Friday, December 4, 2015

Throwing Dewey Overboard

von Mayrhauser, Heidi.

Parrott, K. & Gattullo, E.  (2013).  Throwing Dewey Overboard.  Children & Libraries: The Journal of the Association for Library Service to Children, 11 (3), 3-33.

Length: 6 pages

Notes Summary and Evaluation:  This was an interesting article about a library in Connecticut that got rid of the Dewey Decimal System--and then the amazing results that followed.  I was interested in this topic, as classmates talked about the possibility of this after looking at our core, emphasis, and special collections in presentations three and four.

After reorganizing their picture book and early reader collections by topic (instead of author last name) the circulation went from 18,926 to 121,245 in the first year!  Then they went on to reconsider their older juvenile fiction collection and non-fiction collection.  I went into this article feeling that getting rid of the DDC would work in a small, non-fiction collection.  But for a large non-fiction collection this might be too overwhelming to find a single book, say for a paging list.  This library came up with a "Dewey Hybrid Model" or "Dewey Lite."  This meant that the collection was divided into several broad subject areas.  The DD numbers remained on the spines.  An example of how they moved things around is by putting all animal books together (500s--animals and 600s--pets).

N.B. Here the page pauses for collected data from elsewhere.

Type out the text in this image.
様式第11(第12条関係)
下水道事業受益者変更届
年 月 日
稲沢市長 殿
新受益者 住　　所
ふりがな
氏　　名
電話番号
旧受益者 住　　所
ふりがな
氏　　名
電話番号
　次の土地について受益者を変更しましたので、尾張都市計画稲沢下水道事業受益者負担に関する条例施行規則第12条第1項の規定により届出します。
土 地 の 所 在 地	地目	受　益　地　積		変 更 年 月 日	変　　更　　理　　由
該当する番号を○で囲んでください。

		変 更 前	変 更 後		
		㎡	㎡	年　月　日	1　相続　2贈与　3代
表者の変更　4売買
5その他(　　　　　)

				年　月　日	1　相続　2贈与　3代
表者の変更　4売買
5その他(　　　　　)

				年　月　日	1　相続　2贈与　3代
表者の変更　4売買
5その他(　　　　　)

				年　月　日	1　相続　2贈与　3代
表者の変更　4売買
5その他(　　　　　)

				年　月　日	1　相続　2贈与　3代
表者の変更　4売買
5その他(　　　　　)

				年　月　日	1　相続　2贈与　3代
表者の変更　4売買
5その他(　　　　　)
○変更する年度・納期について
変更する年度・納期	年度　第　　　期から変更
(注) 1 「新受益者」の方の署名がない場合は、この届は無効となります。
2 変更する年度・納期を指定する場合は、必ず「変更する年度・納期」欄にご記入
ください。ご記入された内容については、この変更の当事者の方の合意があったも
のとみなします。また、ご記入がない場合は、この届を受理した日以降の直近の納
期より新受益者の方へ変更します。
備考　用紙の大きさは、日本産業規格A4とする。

Here are their main subject areas:

  • Kids Animals
  • Kids Create
  • Kids Facts
  • Kids Fun
  • Kids Poetry
  • Kids Self
  • Kids Sports
  • Kids STEM
  • Kids Then & Now

This article also walks you through the entire process and gives lots of tips in case you want to implement something similar.  It also addresses possible problems, the main being outliers of these subject areas.




1 comment:

  1. Thank you; this is super-helpful, especially since I have been volunteering for a school by sorting through books that have been stored for 6 years, and delivering them to classrooms as appropriate. In January, there will be a Saturday work day, inviting community participation in resorting the remaining (primarily non-fiction) books by topic. I look forward to reading this, and possibly sharing it with Admin!